Allah herkesi memnun etsin. Ben memnunum. Bu kadar köyde çoluğum çocuğum oldu hiç darlanmadım.

+Nasıl geçindiniz?

Bilmem evladım. Çalıştık da çalıştık. Tarla, bahçe, lahana, inek, yayla öyle geçindik. Zenginliğimiz yoktu. Kocam da zengin değildi. O da çalışırdı kazma kürek Allah’ın rahmetiyle.

+Eskiden ezan okumak yasaktı? Kuran okumak yasaktı. Bunları yaşadınız mı?

Onları yaşadım. Kuran’ın bir yaprağını ezberledim. Böyle ondan, senden, benden. Babam okurdu. Kuran dersi yoktu evladım. Ezan tersine okunurdu. “Tanrı uludur, Tanrı uludur, başka ilah yoktur tapacak.” Bazıları aklımdadır. O zamanlar ezanlarımız öyleydi.

+Kim idi camide hocanız?

Camide hocamız Hatip Dayı vardı. Bir zaman o idi. Çukurlu’nun imamı.

+Nasıl okuturdu peki?

Kuran’ı koydu masanın altına. Öbür soy bizim kitaplarımız vardı da. Onları su gibi okurdum. Onları bize okuturdu. Geldi bir gün yakaladılar o Hatip Dayı dediğim imamı. Sarığını attı yere üstüne bastı jandarma bir iki de vurdu aldı gitti. Kaldık ortada. Ne edersin? Çok işler gördük.

+Bir de eskiden sığırlardan vergi alırdılar. Vergi almaya geldikleri zaman kaçırır mıydınız sığırları?

Çok kaçırmışım.

+Nasıl yapardınız? Nasıl duyardınız geldiklerini?

Haber verirdiler. Kaçırırdık. Birkaç tane geri koyverirdik mozilerden. Ufaklara mozi derdik. Öyle uğraşmıştık. Şimdi iyi hal var. Şimdi de Raşit davası var. Onun için burnumuzu dışarı çıkaramıyoruz. Bilmem siz daha iyi bilirsiniz. Allah korusun.
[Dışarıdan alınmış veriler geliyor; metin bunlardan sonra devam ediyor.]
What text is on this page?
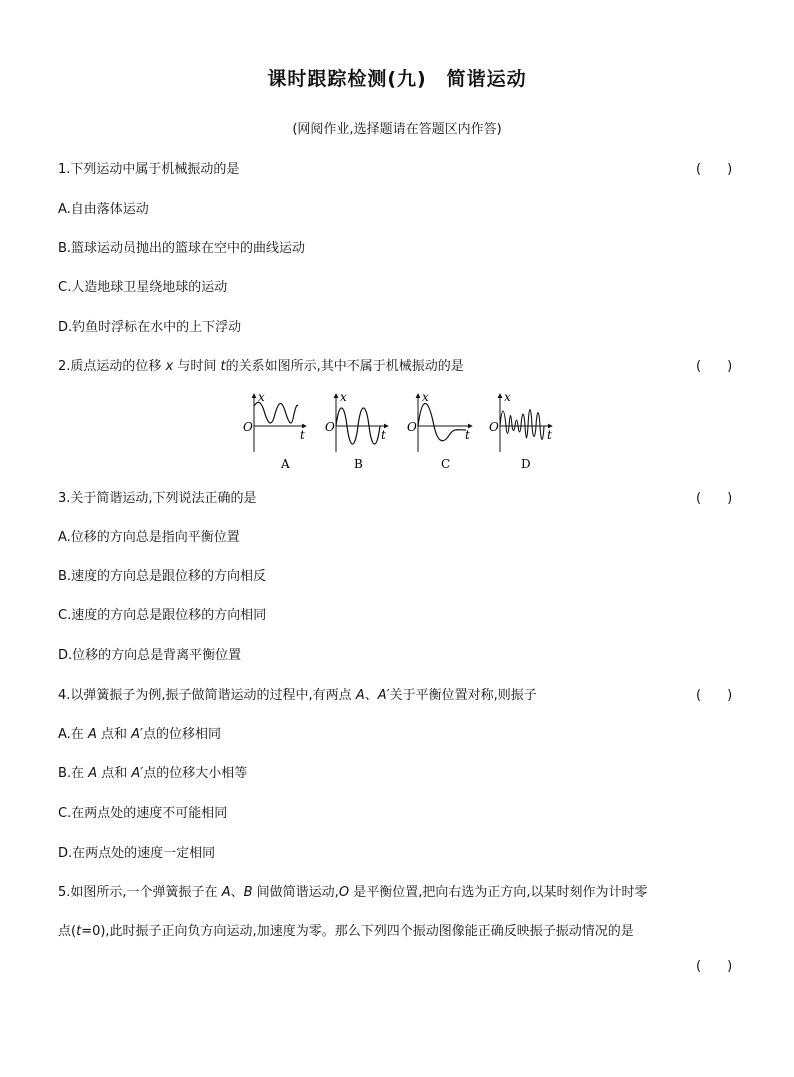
课时跟踪检测(九)　简谐运动
(网阅作业,选择题请在答题区内作答)
1.下列运动中属于机械振动的是	(　　)
A.自由落体运动
B.篮球运动员抛出的篮球在空中的曲线运动
C.人造地球卫星绕地球的运动
D.钓鱼时浮标在水中的上下浮动
2.质点运动的位移 x 与时间 t的关系如图所示,其中不属于机械振动的是	(　　)
x
O
t
A
x
O
t
B
x
O
t
C
x
O
t
D
3.关于简谐运动,下列说法正确的是	(　　)
A.位移的方向总是指向平衡位置
B.速度的方向总是跟位移的方向相反
C.速度的方向总是跟位移的方向相同
D.位移的方向总是背离平衡位置
4.以弹簧振子为例,振子做简谐运动的过程中,有两点 A、A′关于平衡位置对称,则振子	(　　)
A.在 A 点和 A′点的位移相同
B.在 A 点和 A′点的位移大小相等
C.在两点处的速度不可能相同
D.在两点处的速度一定相同
5.如图所示,一个弹簧振子在 A、B 间做简谐运动,O 是平衡位置,把向右选为正方向,以某时刻作为计时零
点(t=0),此时振子正向负方向运动,加速度为零。那么下列四个振动图像能正确反映振子振动情况的是
(　　)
+Yollarda mecburi çalışma varmış. O nasıldı? Devlet vatandaşını çalıştırırmış yol yapılırken?

Evet çalıştırırdı. Salıverirdi aç. Adamları yoktu. Perişanlık işte. Öyle evladım, öyle günler geldi geçti içimizden. Allah inşallah göstermesin kimseye.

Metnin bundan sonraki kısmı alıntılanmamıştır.